Readme
Whisper w/ Lazy Loading
Whisper is a general-purpose speech recognition model. It is trained on a large dataset of diverse audio and is also a multi-task model that can perform multilingual speech recognition, translation, and language identification.
This version allows users to choose between different model sizes, offering flexibility for various use cases.
Model Versions
| Model Size | Description |
|---|---|
| tiny | Fastest, lowest accuracy |
| base | Fast, lower accuracy |
| small | Balanced speed and accuracy |
| medium | Slower, higher accuracy |
| large-v3 | Slowest, highest accuracy |
For the specific version using only the large-v3 model, check out our single-model version.
Model Description

Whisper uses a Transformer sequence-to-sequence model trained on various speech processing tasks, including multilingual speech recognition, speech translation, spoken language identification, and voice activity detection. All of these tasks are jointly represented as a sequence of tokens to be predicted by the decoder, allowing for a single model to replace many different stages of a traditional speech processing pipeline.
License
The code and model weights of Whisper are released under the MIT License.

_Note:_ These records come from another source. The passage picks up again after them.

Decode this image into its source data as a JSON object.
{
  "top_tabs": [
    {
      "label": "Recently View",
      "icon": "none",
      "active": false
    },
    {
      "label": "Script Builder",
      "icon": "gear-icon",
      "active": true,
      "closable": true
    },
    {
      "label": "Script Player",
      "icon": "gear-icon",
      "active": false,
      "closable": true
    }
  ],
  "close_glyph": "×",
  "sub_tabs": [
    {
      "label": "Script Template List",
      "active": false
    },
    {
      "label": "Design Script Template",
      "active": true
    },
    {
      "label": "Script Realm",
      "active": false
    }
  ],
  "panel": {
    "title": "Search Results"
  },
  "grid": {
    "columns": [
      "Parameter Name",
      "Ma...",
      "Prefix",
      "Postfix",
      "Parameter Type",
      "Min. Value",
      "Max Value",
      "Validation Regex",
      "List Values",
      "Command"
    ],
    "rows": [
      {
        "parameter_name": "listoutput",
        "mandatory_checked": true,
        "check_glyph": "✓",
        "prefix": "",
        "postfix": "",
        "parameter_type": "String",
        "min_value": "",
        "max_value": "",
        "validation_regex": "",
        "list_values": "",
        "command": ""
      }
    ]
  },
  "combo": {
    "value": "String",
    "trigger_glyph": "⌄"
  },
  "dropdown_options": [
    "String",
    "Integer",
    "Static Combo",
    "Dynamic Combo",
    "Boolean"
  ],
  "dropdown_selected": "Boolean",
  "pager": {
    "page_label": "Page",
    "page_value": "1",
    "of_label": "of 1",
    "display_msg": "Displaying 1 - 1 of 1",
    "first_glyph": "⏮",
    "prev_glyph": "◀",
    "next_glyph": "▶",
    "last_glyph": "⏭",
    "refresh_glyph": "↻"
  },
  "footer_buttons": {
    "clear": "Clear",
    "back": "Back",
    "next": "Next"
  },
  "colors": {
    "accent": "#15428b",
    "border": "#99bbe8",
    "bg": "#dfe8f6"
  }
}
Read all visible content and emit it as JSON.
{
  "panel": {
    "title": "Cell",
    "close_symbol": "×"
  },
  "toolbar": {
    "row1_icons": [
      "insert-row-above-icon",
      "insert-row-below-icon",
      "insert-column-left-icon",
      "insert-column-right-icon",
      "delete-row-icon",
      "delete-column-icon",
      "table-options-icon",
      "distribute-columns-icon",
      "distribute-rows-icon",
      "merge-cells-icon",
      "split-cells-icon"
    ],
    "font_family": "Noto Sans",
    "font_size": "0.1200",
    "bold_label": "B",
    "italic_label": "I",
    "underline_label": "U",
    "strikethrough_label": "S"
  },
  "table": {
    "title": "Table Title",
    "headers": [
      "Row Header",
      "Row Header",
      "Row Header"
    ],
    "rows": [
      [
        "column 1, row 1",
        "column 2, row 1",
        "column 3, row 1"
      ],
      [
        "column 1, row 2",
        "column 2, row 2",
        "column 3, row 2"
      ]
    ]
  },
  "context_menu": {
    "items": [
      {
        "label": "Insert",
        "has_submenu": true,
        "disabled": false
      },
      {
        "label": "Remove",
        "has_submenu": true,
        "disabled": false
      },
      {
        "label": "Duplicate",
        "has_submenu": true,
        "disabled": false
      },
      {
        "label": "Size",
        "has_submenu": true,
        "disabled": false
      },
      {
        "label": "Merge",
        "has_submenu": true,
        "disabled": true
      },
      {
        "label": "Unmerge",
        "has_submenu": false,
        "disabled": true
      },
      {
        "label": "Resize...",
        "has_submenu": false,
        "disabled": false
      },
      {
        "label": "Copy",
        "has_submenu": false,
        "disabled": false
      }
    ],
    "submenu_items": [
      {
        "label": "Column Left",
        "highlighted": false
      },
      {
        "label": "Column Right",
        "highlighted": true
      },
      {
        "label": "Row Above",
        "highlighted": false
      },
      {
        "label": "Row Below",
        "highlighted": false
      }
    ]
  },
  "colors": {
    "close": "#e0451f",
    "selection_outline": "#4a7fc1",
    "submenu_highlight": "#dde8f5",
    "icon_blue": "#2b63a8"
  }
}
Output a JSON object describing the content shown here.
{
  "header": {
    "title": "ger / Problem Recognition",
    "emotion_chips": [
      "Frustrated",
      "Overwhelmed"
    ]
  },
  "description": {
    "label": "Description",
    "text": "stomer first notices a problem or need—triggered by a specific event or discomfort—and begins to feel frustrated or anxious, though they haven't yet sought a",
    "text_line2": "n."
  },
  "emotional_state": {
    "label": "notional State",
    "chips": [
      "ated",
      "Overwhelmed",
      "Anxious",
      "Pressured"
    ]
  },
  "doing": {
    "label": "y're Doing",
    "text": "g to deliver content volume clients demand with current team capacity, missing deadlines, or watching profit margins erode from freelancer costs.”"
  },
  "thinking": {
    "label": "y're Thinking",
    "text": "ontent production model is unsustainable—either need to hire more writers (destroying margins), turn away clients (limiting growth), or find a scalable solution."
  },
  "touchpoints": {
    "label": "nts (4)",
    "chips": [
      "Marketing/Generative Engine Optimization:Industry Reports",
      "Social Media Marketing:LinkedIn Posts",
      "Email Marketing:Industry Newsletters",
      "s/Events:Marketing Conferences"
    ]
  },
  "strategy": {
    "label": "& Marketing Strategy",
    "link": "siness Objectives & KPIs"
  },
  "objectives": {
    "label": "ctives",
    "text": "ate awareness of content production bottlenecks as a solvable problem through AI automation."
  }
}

See LICENSE for further details.
Citation
@misc{https://doi.org/10.48550/arxiv.2212.04356,
doi = {10.48550/ARXIV.2212.04356},
url = {https://arxiv.org/abs/2212.04356},
author = {Radford, Alec and Kim, Jong Wook and Xu, Tao and Brockman, Greg and McLeavey, Christine and Sutskever, Ilya},
title = {Robust Speech Recognition via Large-Scale Weak Supervision},
publisher = {arXiv},
year = {2022},
copyright = {arXiv.org perpetual, non-exclusive license}
}